Interoperability, Standardization and Semantics¶
One of the biggest issues DAF wants to solve is interoperability/integrability between datasets. This is achieved by a combined use of a deep metadata architecture together with semantic tagging, controlled vocabularies and ingestion transformation procedures. At the ingestion time, every dataset get transformed and enriched so that the output can be easily “linked” to other datasets.
At the moment, we are working to cover the following standardization use cases:
- Data format & conventions: incoming data are treated to follow coherent internal conventions, e.g. date, URL format, address format, text reformatted to account for normalization vocabularies, etc.
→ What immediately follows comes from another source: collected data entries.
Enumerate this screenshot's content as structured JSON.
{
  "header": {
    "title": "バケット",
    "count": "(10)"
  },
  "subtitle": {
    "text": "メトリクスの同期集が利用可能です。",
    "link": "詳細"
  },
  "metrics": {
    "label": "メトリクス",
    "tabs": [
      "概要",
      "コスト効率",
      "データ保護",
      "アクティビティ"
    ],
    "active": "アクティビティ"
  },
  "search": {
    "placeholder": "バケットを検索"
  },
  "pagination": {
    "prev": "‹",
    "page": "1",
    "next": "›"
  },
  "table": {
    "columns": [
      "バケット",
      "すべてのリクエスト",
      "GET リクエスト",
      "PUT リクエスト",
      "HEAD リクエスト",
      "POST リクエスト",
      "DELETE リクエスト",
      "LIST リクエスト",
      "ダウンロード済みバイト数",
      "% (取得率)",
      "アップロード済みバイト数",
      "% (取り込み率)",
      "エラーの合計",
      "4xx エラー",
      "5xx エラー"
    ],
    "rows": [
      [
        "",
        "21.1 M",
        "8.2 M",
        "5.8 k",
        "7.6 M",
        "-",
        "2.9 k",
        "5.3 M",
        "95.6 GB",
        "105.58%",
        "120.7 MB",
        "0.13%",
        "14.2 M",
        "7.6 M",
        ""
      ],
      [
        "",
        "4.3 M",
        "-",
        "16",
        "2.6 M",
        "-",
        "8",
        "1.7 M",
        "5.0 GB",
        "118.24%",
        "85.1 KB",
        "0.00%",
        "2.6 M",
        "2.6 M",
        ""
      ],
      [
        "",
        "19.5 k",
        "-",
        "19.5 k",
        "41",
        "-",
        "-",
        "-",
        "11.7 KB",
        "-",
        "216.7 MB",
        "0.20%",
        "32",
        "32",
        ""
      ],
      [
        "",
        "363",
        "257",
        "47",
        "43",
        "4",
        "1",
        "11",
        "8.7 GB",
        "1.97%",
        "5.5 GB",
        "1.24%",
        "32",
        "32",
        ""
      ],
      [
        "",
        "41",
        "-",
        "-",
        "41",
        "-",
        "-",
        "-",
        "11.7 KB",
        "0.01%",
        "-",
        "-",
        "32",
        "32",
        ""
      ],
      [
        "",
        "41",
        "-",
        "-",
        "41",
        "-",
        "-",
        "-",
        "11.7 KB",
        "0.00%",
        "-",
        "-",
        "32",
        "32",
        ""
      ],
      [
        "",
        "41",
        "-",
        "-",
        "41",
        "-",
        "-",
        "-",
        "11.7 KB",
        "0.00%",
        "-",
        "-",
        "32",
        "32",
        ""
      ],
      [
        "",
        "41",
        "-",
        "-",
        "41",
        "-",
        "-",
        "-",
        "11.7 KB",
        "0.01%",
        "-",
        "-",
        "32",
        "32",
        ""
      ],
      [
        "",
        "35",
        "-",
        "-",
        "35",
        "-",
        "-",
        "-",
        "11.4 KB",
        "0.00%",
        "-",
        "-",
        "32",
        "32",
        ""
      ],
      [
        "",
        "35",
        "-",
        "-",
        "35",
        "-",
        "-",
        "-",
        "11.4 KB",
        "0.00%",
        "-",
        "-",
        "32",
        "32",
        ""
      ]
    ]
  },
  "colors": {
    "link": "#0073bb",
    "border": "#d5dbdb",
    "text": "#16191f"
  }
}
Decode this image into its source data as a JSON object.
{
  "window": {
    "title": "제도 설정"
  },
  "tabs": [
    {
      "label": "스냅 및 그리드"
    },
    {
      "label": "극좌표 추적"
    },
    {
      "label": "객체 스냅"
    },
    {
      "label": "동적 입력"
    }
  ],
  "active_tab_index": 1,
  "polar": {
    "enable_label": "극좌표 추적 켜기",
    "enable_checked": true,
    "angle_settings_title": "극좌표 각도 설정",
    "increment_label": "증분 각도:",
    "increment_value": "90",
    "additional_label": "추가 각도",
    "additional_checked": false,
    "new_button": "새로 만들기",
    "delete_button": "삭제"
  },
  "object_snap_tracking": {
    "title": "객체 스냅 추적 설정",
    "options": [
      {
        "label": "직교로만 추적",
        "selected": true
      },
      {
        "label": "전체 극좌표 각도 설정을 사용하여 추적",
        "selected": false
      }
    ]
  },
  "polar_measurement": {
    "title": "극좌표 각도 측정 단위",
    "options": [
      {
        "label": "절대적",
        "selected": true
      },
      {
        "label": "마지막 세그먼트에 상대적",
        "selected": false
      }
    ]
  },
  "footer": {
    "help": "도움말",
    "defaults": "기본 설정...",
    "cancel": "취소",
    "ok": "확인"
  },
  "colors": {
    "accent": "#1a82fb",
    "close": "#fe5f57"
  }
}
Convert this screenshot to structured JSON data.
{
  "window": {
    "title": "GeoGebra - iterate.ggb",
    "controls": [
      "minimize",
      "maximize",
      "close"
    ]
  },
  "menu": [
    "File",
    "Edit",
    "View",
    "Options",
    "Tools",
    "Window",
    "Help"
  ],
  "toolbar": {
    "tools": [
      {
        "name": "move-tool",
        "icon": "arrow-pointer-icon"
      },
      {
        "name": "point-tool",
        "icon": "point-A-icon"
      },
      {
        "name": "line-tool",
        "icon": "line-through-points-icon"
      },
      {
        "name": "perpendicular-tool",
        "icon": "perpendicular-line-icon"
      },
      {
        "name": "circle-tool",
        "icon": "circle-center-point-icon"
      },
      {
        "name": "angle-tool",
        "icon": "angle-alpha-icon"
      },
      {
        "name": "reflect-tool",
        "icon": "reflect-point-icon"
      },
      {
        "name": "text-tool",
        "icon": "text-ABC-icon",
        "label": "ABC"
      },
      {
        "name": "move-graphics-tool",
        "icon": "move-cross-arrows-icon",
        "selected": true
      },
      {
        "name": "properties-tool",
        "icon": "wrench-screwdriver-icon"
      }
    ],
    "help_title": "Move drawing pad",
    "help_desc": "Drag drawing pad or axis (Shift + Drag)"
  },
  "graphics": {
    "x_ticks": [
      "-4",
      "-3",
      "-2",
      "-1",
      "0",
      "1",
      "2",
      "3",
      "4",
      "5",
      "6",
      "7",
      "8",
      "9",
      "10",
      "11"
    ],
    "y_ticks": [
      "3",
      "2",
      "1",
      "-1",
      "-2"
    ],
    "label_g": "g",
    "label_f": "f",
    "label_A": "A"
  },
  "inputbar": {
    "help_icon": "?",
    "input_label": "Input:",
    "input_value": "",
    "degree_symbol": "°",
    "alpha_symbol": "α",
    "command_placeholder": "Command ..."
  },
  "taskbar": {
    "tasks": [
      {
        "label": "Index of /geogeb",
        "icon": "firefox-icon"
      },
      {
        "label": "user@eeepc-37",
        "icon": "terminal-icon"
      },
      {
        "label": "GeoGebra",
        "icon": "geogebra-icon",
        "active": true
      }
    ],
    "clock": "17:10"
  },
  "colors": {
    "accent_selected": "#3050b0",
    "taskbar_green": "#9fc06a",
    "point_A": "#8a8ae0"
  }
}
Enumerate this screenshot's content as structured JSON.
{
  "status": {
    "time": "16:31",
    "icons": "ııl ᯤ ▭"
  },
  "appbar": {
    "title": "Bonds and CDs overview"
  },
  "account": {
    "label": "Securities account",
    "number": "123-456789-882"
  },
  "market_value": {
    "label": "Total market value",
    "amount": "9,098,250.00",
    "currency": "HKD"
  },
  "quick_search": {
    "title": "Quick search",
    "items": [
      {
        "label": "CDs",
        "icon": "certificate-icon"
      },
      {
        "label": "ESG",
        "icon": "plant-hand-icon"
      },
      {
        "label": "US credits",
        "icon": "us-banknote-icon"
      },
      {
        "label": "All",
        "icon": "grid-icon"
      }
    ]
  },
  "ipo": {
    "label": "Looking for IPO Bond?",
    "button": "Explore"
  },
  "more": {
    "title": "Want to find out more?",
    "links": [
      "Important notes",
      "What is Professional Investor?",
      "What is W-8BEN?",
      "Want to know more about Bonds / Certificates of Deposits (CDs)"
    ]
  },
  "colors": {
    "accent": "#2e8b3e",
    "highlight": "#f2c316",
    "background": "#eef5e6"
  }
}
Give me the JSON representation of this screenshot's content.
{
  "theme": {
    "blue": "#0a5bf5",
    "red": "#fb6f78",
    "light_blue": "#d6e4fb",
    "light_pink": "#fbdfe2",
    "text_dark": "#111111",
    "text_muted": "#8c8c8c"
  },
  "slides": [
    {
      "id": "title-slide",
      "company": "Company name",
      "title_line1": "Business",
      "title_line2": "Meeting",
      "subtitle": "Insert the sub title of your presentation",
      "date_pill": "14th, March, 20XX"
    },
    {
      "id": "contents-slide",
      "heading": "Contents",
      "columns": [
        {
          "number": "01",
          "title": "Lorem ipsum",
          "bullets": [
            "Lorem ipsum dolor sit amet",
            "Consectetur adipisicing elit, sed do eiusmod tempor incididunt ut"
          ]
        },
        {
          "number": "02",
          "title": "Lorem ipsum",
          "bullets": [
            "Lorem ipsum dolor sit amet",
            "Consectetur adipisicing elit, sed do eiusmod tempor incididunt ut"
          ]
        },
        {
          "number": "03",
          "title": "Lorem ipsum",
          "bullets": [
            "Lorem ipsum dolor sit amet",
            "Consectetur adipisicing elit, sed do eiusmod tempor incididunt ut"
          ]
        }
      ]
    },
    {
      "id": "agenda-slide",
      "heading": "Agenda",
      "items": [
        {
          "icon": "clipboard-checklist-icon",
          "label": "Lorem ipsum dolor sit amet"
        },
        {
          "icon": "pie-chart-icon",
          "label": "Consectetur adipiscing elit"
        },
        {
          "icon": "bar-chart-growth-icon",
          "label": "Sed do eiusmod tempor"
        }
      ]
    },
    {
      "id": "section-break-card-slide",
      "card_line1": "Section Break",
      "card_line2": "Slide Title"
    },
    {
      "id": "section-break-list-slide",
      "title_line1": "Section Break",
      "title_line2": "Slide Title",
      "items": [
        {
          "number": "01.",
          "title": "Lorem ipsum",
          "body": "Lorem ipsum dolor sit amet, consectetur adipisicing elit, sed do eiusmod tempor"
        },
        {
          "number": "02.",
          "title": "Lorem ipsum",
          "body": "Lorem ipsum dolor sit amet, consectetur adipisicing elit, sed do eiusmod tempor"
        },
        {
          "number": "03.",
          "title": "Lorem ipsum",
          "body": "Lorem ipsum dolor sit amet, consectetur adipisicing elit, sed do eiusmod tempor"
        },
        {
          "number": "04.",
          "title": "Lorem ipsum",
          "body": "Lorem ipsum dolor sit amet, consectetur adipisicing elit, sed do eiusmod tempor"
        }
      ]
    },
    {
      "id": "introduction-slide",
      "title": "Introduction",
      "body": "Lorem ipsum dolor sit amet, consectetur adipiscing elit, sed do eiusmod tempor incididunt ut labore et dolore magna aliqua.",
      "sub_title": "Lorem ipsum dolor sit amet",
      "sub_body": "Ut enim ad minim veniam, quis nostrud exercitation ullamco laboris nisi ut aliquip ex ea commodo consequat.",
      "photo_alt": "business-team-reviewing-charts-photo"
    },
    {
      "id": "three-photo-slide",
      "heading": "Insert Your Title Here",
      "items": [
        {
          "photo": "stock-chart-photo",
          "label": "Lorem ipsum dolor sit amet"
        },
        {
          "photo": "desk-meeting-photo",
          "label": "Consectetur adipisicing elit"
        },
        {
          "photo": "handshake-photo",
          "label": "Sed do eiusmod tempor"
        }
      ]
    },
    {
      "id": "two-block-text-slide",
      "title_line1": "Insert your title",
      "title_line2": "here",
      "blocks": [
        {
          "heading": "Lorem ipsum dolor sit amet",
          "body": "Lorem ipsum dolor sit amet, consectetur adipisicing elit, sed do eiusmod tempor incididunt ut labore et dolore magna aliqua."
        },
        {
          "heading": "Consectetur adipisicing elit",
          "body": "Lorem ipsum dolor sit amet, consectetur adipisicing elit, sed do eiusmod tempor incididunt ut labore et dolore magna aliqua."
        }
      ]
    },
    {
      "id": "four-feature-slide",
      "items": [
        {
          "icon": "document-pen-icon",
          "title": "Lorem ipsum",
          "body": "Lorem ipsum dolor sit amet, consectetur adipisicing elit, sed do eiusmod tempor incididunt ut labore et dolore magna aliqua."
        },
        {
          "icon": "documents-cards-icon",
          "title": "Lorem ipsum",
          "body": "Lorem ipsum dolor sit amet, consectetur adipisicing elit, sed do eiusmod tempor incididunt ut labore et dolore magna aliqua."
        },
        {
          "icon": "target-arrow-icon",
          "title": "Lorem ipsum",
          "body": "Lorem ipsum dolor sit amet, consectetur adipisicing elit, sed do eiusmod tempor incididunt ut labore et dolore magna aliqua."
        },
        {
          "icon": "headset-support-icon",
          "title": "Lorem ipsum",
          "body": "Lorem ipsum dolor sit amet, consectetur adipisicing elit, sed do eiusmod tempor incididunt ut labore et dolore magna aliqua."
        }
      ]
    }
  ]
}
- Data enrichment: adding new information to the incoming dataset in order to improve the informative value of the dataset and ensure internal interoperability, e.g. terms standardization using controlled vocabularies, addresses components, global unique id for rows, etc.
Metadata, Semantic Tagging and Controlled Vocabularies¶
Datasets are associated to concepts and attributes described into domain ontologies via semantic tagging (done during the ingestion step). This mechanism consists in linking columns/features of the datasets to corresponding ontologies. This is done to specify the concepts and the attributes the datasets contain.
For example, let’s consider a dataset containing the list of Italian companies and their headquarters. Here all the columns related to personal information (e.g. name, year of establishment, etc.) will be tagged with the corresponding semantic tag contained in the “Organizations ontology”. Furthermore, the information related to the address of the headquarter will be tagged with the semantic tag of the address of from the “Places Ontology”, and also associated to the concept of “company”. In this way the address is the one of a company (as opposed, for example, to the address of a citizen). Finally, by having linked the address to the related concepts contained in the “Places ontology”, we will be able to use all info contained in the mentioned ontology, included the existence of controlled vocabularies for the properties used.
The advantage of using ontologies and linking them to the ingested dataset are the following:
- easier establishment and implementation of a standard dataset at national level;
- possibility to logically link datasets based on their content and concepts. This feature is specifically useful in exploratory analysis and model munging;
- usage of the controlled vocabulary information so to provide standardization procedures to ensure the correct usage of the vocabulary in the dataset, and therefore, improve interoperability;
- possibility to build meaningful and rich knowledge graphs to be exploited for further analysis.